Question

Find the condition for ‘ $ f $ ’ if \[f(x) = \dfrac{1}{{x + 1}} - \log \left( {1 + x} \right)\] where, $ x > 0 $ which resembles the certain condition.
(a) None of these
(b) Cannot be determined
(c) An increasing function
(d) A decreasing function

Answer 1

Hint: The given problem revolves around the concepts of derivative equations and its respective conditions such as $ x > 0 $ . So, first of all we will derive the given function or functions with respect to ‘ $ x $ ’. Then, by using certain laws of derivatives such as for multiplication, dividation, etc. and the rules like $ \dfrac{d}{{dx}}\left( {\dfrac{1}{x}} \right) = - \dfrac{1}{{{x^2}}} $ , $ \dfrac{d}{{dx}}\left( {\log x} \right) = \dfrac{1}{x} $ , etc. the desired solution can be obtained.

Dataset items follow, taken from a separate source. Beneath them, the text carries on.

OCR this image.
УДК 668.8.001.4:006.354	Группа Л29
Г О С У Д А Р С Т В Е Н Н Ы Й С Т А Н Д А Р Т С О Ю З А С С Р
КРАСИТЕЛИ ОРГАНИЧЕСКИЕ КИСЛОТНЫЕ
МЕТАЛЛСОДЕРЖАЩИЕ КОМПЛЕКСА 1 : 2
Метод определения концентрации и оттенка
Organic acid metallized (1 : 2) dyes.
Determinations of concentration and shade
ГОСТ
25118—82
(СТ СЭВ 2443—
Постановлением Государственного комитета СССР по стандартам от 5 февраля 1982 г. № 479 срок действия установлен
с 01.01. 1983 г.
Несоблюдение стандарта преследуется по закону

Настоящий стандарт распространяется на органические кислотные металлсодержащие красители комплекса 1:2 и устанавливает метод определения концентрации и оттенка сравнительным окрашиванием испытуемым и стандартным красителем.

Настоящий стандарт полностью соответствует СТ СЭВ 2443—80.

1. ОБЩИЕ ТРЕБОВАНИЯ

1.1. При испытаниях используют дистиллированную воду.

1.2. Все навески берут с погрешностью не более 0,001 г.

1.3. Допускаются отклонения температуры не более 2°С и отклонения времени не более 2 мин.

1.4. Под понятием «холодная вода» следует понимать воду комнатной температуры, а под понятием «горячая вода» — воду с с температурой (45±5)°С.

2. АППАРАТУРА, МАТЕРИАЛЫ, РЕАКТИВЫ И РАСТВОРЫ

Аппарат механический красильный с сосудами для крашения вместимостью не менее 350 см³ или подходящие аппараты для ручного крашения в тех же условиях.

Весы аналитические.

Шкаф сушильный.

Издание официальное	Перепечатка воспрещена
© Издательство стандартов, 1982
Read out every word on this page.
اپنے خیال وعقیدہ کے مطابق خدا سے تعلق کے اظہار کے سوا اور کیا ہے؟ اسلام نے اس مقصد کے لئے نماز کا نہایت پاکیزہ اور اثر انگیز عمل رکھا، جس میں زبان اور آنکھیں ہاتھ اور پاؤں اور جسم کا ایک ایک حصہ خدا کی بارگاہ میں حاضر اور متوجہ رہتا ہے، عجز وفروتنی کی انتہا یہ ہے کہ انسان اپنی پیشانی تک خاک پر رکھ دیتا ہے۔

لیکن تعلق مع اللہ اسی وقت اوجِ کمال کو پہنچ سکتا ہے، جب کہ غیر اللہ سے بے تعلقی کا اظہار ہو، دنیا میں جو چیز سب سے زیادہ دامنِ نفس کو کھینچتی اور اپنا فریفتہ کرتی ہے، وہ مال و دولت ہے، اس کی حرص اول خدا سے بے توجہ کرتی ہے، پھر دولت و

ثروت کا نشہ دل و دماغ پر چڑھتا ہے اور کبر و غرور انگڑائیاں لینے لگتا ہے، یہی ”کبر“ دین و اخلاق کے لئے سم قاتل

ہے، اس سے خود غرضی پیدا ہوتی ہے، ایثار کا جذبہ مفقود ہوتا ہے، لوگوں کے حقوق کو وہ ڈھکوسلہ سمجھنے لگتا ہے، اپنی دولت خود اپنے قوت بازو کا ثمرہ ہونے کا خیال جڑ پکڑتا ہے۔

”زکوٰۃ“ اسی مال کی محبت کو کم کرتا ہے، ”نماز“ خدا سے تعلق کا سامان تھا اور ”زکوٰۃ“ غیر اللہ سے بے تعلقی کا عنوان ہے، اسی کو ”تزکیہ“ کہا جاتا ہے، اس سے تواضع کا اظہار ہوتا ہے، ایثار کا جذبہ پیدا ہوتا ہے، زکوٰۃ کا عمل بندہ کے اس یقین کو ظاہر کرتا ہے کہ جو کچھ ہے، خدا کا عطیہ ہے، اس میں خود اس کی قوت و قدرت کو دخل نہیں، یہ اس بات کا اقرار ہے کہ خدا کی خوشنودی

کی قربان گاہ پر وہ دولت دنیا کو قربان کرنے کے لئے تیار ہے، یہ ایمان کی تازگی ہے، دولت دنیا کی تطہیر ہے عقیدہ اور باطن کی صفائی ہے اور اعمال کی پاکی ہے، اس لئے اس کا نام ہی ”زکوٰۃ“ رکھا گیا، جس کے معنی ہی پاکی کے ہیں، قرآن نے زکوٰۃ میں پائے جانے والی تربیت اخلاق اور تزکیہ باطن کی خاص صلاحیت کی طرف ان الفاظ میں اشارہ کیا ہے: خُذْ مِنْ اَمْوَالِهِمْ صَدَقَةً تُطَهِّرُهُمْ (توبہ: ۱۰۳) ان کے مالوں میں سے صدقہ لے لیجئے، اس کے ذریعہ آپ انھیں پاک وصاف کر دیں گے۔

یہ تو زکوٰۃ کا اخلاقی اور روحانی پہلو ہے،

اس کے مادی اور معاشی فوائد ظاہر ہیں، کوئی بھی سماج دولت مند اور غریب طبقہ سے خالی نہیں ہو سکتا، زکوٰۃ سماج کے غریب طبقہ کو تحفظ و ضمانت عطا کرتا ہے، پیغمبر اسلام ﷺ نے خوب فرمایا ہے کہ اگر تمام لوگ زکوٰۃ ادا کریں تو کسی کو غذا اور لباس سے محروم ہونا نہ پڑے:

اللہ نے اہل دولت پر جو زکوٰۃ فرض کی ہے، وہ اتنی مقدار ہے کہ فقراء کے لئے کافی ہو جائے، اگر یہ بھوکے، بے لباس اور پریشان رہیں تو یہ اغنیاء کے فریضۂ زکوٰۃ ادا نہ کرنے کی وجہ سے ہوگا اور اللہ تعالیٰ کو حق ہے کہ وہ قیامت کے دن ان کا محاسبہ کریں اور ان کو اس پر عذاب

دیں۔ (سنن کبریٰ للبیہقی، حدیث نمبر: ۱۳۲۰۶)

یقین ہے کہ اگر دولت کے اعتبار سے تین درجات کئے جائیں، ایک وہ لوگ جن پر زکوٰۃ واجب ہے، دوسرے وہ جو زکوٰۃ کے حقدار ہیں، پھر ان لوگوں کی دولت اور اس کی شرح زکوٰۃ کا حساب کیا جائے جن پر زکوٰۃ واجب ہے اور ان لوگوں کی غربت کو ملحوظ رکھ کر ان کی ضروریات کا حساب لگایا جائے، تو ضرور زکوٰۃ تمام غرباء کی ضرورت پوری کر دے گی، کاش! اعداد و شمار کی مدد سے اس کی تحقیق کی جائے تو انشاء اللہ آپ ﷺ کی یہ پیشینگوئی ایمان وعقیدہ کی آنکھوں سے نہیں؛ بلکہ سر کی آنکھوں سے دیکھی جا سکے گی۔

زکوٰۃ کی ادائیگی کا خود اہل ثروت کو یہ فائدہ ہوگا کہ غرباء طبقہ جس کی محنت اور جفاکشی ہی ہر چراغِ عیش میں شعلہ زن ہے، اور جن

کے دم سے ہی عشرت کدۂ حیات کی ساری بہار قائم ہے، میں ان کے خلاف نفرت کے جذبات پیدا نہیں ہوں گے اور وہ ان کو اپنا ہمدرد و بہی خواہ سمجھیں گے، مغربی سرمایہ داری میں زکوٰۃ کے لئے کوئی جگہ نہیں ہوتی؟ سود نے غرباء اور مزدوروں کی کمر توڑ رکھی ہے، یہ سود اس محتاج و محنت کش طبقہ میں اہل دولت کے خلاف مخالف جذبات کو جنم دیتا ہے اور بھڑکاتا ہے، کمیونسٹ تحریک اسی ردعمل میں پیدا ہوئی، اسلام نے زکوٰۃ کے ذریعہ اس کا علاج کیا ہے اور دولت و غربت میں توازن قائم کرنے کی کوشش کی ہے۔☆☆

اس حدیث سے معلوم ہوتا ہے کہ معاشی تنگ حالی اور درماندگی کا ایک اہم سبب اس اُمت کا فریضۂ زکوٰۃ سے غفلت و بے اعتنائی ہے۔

Complete step-by-step answer:
Since, we have given the function that
 \[f(x) = \dfrac{1}{{x + 1}} - \log \left( {1 + x} \right)\]
Where the conditions $ x > 0 $ exists!
As a result, derivating the given function with respect to ‘ $ x $ ’ , we get
 \[f'(x) = - \dfrac{1}{{{{\left( {x + 1} \right)}^2}}} \times \left( 1 \right) - \dfrac{1}{{1 + x}}\left( 1 \right)\]
Where as, $ \dfrac{d}{{dx}}\left( {\dfrac{1}{x}} \right) = - \dfrac{1}{{{x^2}}} $ and $ \dfrac{d}{{dx}}\left( {\log x} \right) = \dfrac{1}{x} $
Since, applying the certain rules of derivatives, the equation is obtained
As a result, simplifying it further, we get
 \[f'(x) = - \dfrac{1}{{{{\left( {x + 1} \right)}^2}}} - \dfrac{1}{{1 + x}}\]
Taking ‘ $ \dfrac{1}{{1 + x}} $ ’ common form the above equation, we get
 \[f'(x) = - \dfrac{1}{{1 + x}}\left( {\dfrac{1}{{1 + x}} + 1} \right)\]
Since, from the above solution it seems that
The function earns the negative value at given condition that is $ x > 0 $ respectively,
And, vice-versa i.e. positive at $ x < 0 $ particularly
 $ \Rightarrow \therefore $ The option (d) is absolutely correct!
So, the correct answer is “Option d”.

Note: One must be able to derive the given equation with the respective variable being asked to solve or to find the condition (like here) using different formulae that are rules of derivatives. Also, remember the laws of derivatives mandatorily, so as to be sure of our final answer. High level of thinking is preferable in this case for the ease of the problem/s.